Bocoum A-I, Daumas A, Cammilleri S, Bernard F, Rossi P, Bagneres D, Demoux A-L, Aissi K, Dales J-P, Berdah S, Chaumoitre K, Frances Y, Granel B
Service de Médecine Interne, Assistance Publique Hôpitaux de Marseille (AP-HM), Hôpital Nord, Chemin des Bourrely, 13915 Marseille cedex 15, France.
Rev Med Interne. 2011 Sep;32(9):575-9. doi: 10.1016/j.revmed.2011.03.007. Epub 2011 Apr 14.
Sarcoidosis is a systemic granulomatous disorder of unknown cause, mainly involving the lung and the mediastinum. Involvement of the pericardium and peritoneum is rare, but can be the first manifestation of the disease.

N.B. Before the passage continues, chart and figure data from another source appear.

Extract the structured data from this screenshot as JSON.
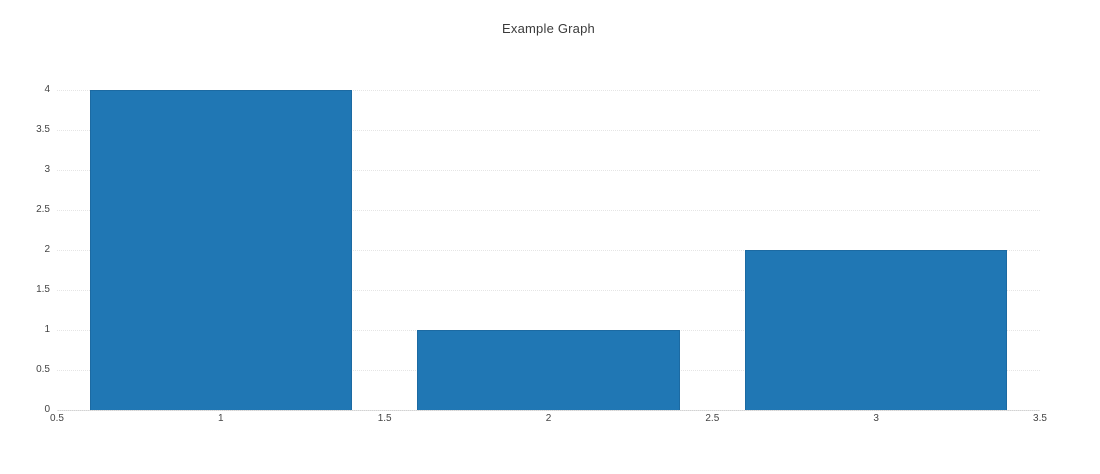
{
  "chart_data": {
    "type": "bar",
    "title": "Example Graph",
    "x": [
      1,
      2,
      3
    ],
    "values": [
      4,
      1,
      2
    ],
    "bar_width": 0.8,
    "xlim": [
      0.5,
      3.5
    ],
    "ylim": [
      0,
      4
    ],
    "x_ticks": [
      0.5,
      1,
      1.5,
      2,
      2.5,
      3,
      3.5
    ],
    "x_tick_labels": [
      "0.5",
      "1",
      "1.5",
      "2",
      "2.5",
      "3",
      "3.5"
    ],
    "y_ticks": [
      0,
      0.5,
      1,
      1.5,
      2,
      2.5,
      3,
      3.5,
      4
    ],
    "y_tick_labels": [
      "0",
      "0.5",
      "1",
      "1.5",
      "2",
      "2.5",
      "3",
      "3.5",
      "4"
    ],
    "xlabel": "",
    "ylabel": "",
    "legend": "none",
    "grid": "horizontal-dotted",
    "colors": {
      "bar_fill": "#2077b4",
      "bar_edge": "#1c6aa2",
      "gridline": "#e5e5e5",
      "axis_line": "#d2d2d2",
      "tick_label": "#444444",
      "title": "#3b3b3b",
      "background": "#ffffff"
    }
  }
}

A 55-year-old female patient was followed-up for a recurrent "idiopathic" pericarditis. Diagnostis was challenged when she secondarily presented with enlarged hilar and mediastinal lymph nodes associated with pulmonary "nodules". Imaging with (18)F-FDG positron emission tomography with computed tomography showed multiple hypermetabolic foci in the mediastinum and peritoneum, which suggested a malignant disorder. Finally, histopathological evaluation of the peritoneal nodules revealed a sarcoidosis. A corticosteroid therapy was initiated and disease course was favourable.
This case report highlights the importance of a unique explanation for a patient presenting with recurrent pericarditis associated with a systemic disease. Although rare, sarcoidosis should be discussed and diagnostic procedures should be performed to obtain histological confirmation.